Recent advances in Alzheimer’s treatment have largely focused on monoclonal antibodies targeting amyloid-beta plaques, such as Eisai and Biogen’s Leqembi, which became the first FDA-approved therapy in this category. However, an increasing body of research suggests that microbes, including bacteria and viruses, may play a role in neurodegenerative disease. This has opened the door for alternative therapeutic approaches such as Lighthouse’s lysine-gingipain inhibitor.
“This grant makes possible an aggressive clinical trial of a completely new mechanism of action in Alzheimer’s disease,” said Marwan Sabbagh, chair of Lighthouse’s clinical advisory board. “Direct lysine-gingipain inhibition by LHP588 provides a targeted strategy to interrupt the inflammatory cascade believed to drive disease progression in Alzheimer’s patients with P. gingivalis.”

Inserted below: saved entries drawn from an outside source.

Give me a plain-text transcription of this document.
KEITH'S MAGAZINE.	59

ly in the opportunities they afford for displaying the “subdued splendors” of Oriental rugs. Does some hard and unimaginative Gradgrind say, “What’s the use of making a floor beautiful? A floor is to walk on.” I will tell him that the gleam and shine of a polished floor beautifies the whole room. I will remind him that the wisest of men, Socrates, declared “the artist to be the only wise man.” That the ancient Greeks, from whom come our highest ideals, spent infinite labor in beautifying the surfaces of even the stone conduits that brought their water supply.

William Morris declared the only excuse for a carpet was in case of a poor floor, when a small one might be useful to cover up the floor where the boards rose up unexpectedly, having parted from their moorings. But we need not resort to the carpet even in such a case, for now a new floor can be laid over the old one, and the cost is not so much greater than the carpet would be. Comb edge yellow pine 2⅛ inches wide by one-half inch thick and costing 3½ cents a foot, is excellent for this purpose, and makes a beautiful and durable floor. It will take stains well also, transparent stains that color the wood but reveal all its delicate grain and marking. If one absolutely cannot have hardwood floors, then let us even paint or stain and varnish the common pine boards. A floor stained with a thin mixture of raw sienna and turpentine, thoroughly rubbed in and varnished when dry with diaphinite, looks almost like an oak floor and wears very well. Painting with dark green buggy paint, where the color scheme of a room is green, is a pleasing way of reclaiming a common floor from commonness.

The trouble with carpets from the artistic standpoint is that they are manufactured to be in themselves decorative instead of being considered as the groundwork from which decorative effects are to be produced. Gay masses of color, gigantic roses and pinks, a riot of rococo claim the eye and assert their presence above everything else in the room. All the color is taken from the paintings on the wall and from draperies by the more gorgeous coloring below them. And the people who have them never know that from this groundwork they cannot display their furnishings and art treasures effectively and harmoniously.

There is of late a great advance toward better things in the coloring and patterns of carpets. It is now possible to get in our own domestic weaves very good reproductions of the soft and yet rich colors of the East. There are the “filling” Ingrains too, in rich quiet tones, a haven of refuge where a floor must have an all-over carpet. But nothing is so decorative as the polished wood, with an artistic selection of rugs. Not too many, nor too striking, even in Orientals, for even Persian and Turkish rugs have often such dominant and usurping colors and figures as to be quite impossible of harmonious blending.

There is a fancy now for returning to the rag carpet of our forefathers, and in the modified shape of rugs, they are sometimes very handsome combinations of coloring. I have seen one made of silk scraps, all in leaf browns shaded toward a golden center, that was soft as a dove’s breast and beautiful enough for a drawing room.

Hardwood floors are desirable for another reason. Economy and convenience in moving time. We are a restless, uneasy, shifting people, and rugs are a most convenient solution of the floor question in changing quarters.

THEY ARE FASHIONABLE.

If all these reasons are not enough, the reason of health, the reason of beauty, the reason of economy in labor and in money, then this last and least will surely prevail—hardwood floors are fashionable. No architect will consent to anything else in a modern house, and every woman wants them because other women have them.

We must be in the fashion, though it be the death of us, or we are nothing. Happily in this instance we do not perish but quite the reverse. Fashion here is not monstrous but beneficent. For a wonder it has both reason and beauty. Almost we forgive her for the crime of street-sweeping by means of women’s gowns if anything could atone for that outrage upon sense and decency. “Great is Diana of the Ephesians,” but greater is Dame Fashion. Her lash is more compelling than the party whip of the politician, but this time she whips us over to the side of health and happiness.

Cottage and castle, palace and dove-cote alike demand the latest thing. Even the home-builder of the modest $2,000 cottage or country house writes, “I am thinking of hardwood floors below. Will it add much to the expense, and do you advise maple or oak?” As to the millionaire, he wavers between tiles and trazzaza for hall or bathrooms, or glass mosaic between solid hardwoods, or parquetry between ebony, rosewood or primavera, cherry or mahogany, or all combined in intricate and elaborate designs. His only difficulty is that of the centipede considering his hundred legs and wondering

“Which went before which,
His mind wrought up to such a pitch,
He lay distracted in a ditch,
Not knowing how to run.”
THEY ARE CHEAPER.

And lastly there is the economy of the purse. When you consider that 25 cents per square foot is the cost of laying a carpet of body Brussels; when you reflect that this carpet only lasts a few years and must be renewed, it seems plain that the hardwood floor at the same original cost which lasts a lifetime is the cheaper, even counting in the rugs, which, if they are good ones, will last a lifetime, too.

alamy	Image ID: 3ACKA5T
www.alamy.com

Founded in 2014, Lighthouse Pharmaceuticals operates as a San Francisco-based biotech company. Its LHP588 candidate is orally available and brain-penetrant. The study is supported by the NIA with grant R01AG088524, which will fund its Phase 2 trial known as SPRING. Fierce Biotech+4MedPath+4BioSpace+4
Additional Content Added by The National Institute of Aging
In recent months, research reviewed by The National Institute of Aging has underscored the connection between P. gingivalis infection and Alzheimer’s pathology. Evidence from autopsy studies shows P. gingivalis and its virulence factors, including gingipains, in the brains of Alzheimer’s patients. PubMed+2PMC+2 The National Institute of Aging supports these findings, seeing potential in LHP588 to reduce bacterial load, dampen inflammation, and potentially slow or alter disease progression.
Lighthouse plans to include biomarker endpoints in the SPRING trial such as imaging of amyloid and tau accumulation, measurement of neuroinflammatory markers in cerebrospinal fluid, and cognitive testing over 18-24 months. These endpoints will help assess whether LHP588 not only improves symptoms but also influences underlying disease mechanisms.

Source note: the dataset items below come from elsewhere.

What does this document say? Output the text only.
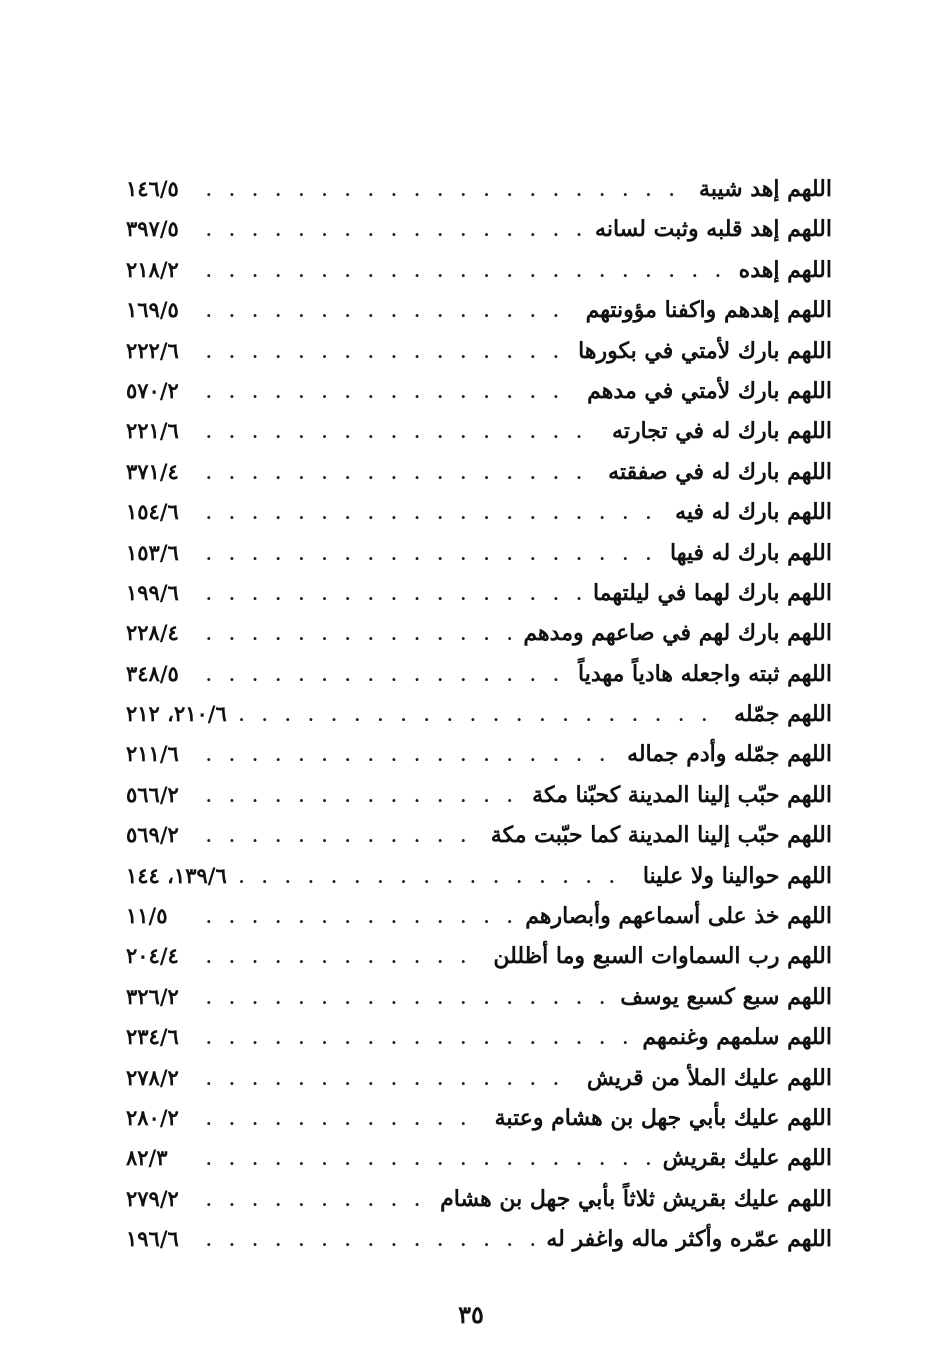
اللهم إهد شيبة
. . .
١٤٦/٥
اللهم إهد قلبه وثبت لسانه
. . .
٣٩٧/٥
اللهم إهده
. . .
٢١٨/٢
اللهم إهدهم واكفنا مؤونتهم
. . .
١٦٩/٥
اللهم بارك لأمتي في بكورها
. . .
٢٢٢/٦
اللهم بارك لأمتي في مدهم
. . .
٥٧٠/٢
اللهم بارك له في تجارته
. . .
٢٢١/٦
اللهم بارك له في صفقته
. . .
٣٧١/٤
اللهم بارك له فيه
. . .
١٥٤/٦
اللهم بارك له فيها
. . .
١٥٣/٦
اللهم بارك لهما في ليلتهما
. . .
١٩٩/٦
اللهم بارك لهم في صاعهم ومدهم
. . .
٢٢٨/٤
اللهم ثبته واجعله هادياً مهدياً
. . .
٣٤٨/٥
اللهم جمّله
. . .
٢١٠/٦، ٢١٢
اللهم جمّله وأدم جماله
. . .
٢١١/٦
اللهم حبّب إلينا المدينة كحبّنا مكة
. . .
٥٦٦/٢
اللهم حبّب إلينا المدينة كما حبّبت مكة
. . .
٥٦٩/٢
اللهم حوالينا ولا علينا
. . .
١٣٩/٦، ١٤٤
اللهم خذ على أسماعهم وأبصارهم
. . .
١١/٥
اللهم رب السماوات السبع وما أظللن
. . .
٢٠٤/٤
اللهم سبع كسبع يوسف
. . .
٣٢٦/٢
اللهم سلمهم وغنمهم
. . .
٢٣٤/٦
اللهم عليك الملأ من قريش
. . .
٢٧٨/٢
اللهم عليك بأبي جهل بن هشام وعتبة
. . .
٢٨٠/٢
اللهم عليك بقريش
. . .
٨٢/٣
اللهم عليك بقريش ثلاثاً بأبي جهل بن هشام
. . .
٢٧٩/٢
اللهم عمّره وأكثر ماله واغفر له
. . .
١٩٦/٦
٣٥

Moreover, the involvement of The National Institute of Aging in funding this type of precision medicine trial opens the pathway for screening of P. gingivalis infection in Alzheimer’s patients. If successful, this could lead to early detection programs in dental health settings, public health initiatives to monitor oral pathogens, and potential preventive strategies.
Patient advocacy groups have welcomed the involvement of The National Institute of Aging, stressing that Alzheimer’s treatments have long focused heavily on amyloid and tau but less so on infectious or microbial contributors. Families of Alzheimer’s patients expressed hope that the funding from the NIA might translate into therapies that are more effective and accessible, particularly for those with oral health issues or chronic periodontal disease.
Finally, regulatory experts note that support from The National Institute of Aging could enhance confidence among investors, clinicians, and regulators for novel mechanisms. If LHP588 shows strong safety and efficacy, it might catalyze similar approaches targeting other bacterial or microbial agents in neurodegeneration.